The talk was based on the current challenges facing Lake Turkana, the largest desert lake in the world including climatic changes, dam construction, oil exploration and resource use conflicts. The consequences of these challenges are hunger among the fisherfolks who depend on the lake resources for nutritious fish. The presentation proposed actionable recommendations e.g. enhanced transboundary consultations between Kenya and Ethiopia, increased awareness creation through sharing of best practices and economic and cultural valuation of the uniques natural resources in the region.
This was the first SIAL meeting to be held in Africa at the shores of Lake Victoria. The conference participants celebrated SIAL's 25th Anniversary and made plans towards the future.
Kevin Obiero is in possession of a M.Sc.
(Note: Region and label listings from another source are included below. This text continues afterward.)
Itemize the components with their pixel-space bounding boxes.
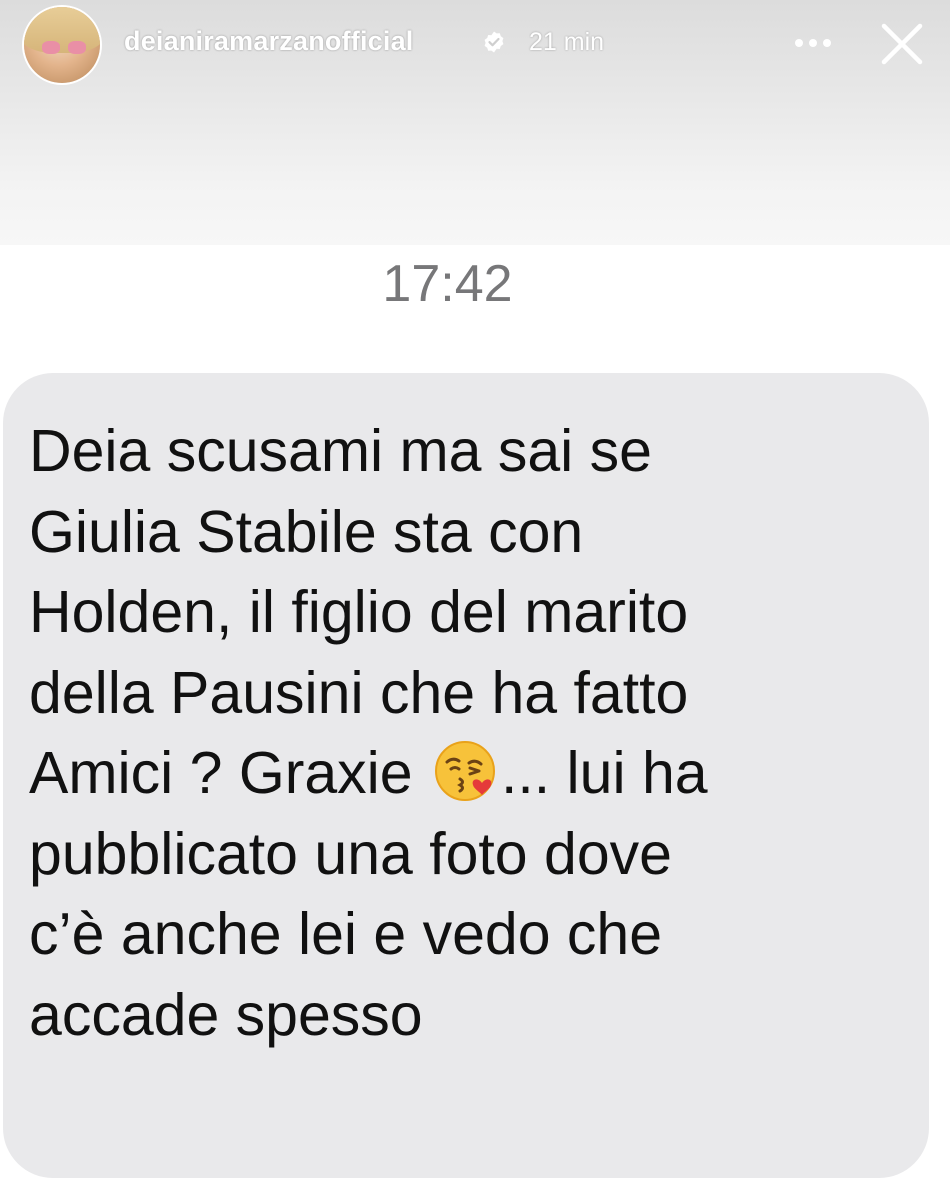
face-blowing-kiss-emoji-icon	[434, 741, 495, 801]
story-timestamp: 21 min	[529, 28, 605, 56]
message-bubble[interactable]: Deia scusami ma sai se Giulia Stabile st…	[3, 373, 929, 1178]
story-header: deianiramarzanofficial 21 min	[0, 0, 950, 245]
more-options-icon[interactable]	[788, 30, 838, 56]
story-username[interactable]: deianiramarzanofficial	[124, 26, 414, 57]
profile-avatar[interactable]	[24, 7, 100, 83]
avatar-glasses	[42, 41, 86, 55]
message-timestamp: 17:42	[382, 255, 513, 313]
verified-badge-icon	[484, 31, 504, 53]
message-text: Deia scusami ma sai se Giulia Stabile st…	[29, 411, 909, 1055]
close-icon[interactable]	[876, 18, 928, 70]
Degree in Fisheries and Aquatic Sciences from Moi University (currently University of Eldoret) specialising in Aquatic Sciences and Aquaculture. He is currently pursuing his PhD studies at BOKU University, focusing on the role of extension systems in innovating aquaculture in Kenya, within the framework of the STRECAFISH project. Prior to starting his PhD research, Kevin was working as a research scientist at Kenya Marine and Fisheries Research Institute (KMFRI), based at Sangoro Aquaculture Research Station, where he is in charge of research programmes. To upgrade his skills and professional experience, Kevin has attended several short courses and training programmes at international level including; Agriculture in Transition at Wageningen University, Fish Base and Fish Taxonomy Training at Royal Museum of Central Africa, Belgium, and Scientific Academic Exchange Programme at Nagasaki University, Japan.